This week I moved back to VT for my final semester of college, and I've been spending a lot of time thinking about testosterone. I began making phone calls to therapists and insurance companies and naturopaths. One to my ex girlfriend who I wanted to be the first to know about my shift in plans.
It feels so strange that something I qualitatively denied only months ago feels more familiar by the day, like coming home. I've been meditating on what body modification, BDSM and Transexualism have in common. I've been thinking of all the ways we inscribe meaning onto our flesh, of all the events in my life that have marked me against my will. What drives some people to veil those markings and others to display them brazenly?
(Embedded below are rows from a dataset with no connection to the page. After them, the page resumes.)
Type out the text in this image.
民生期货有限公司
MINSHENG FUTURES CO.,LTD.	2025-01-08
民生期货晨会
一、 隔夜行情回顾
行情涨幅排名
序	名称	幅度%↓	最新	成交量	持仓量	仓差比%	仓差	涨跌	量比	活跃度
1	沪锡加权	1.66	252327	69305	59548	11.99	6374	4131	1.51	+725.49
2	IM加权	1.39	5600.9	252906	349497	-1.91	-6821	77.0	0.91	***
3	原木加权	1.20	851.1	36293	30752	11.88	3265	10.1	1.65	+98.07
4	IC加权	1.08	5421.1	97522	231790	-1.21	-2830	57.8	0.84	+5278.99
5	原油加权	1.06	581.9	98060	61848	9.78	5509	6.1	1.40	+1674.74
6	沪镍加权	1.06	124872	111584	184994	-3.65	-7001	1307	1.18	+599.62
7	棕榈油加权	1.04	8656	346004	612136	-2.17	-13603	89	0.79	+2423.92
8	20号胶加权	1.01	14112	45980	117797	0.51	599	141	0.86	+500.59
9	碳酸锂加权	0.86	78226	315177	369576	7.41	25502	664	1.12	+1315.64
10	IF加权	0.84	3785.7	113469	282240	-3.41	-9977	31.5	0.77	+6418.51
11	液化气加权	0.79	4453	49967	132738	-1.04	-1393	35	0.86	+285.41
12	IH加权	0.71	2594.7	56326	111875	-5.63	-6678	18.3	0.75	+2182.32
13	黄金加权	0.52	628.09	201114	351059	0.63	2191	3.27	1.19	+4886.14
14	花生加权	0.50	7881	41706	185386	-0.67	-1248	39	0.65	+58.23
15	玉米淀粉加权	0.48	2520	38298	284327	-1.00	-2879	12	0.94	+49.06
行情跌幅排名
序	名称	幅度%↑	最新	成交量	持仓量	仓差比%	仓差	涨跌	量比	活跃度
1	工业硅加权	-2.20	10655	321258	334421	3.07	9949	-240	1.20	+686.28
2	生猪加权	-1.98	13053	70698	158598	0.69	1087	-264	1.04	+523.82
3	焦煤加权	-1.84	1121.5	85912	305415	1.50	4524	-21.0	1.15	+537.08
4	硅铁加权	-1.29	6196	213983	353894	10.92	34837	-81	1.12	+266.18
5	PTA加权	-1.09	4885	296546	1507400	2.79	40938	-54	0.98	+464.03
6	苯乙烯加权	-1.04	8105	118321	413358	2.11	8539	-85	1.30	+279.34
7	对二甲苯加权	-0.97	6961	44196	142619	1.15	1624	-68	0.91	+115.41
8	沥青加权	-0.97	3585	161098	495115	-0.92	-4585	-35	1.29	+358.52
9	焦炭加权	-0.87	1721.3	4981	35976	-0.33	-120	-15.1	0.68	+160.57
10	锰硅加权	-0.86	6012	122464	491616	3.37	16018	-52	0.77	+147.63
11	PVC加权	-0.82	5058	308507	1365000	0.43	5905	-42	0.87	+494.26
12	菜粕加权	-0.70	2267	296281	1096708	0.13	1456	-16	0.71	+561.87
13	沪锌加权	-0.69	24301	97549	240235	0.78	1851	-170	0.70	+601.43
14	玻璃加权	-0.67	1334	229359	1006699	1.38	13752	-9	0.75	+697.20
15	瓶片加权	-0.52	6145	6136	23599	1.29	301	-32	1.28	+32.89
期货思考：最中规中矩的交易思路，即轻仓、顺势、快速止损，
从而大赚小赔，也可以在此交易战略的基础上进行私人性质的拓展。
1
I think of a scrawny genderqueer lifting up their shirt to reveal the phrase "Faggots Kill Fascists" etched across their pelvis. They told us if they ever go to jail, they want us to raise money to get the tattoo covered up. We joke, what about if we can only raise half? Our our nods build rythms like shudders when he responds, "Let's be honest, the word "Fascist" is what matters here. The others are inscribed over and over in ways I can never erase."
I pause briefly to contemplate what happens in the space where needs converge... the need to make what is felt real, the need to make what is imagined imminent, the need to make what is marked visible. Then, I find a piece of paper as I unpack with a phrase scrawled across it--Where our imagination cannot stretch, we must test our skin--and I wonder if I ever left this place.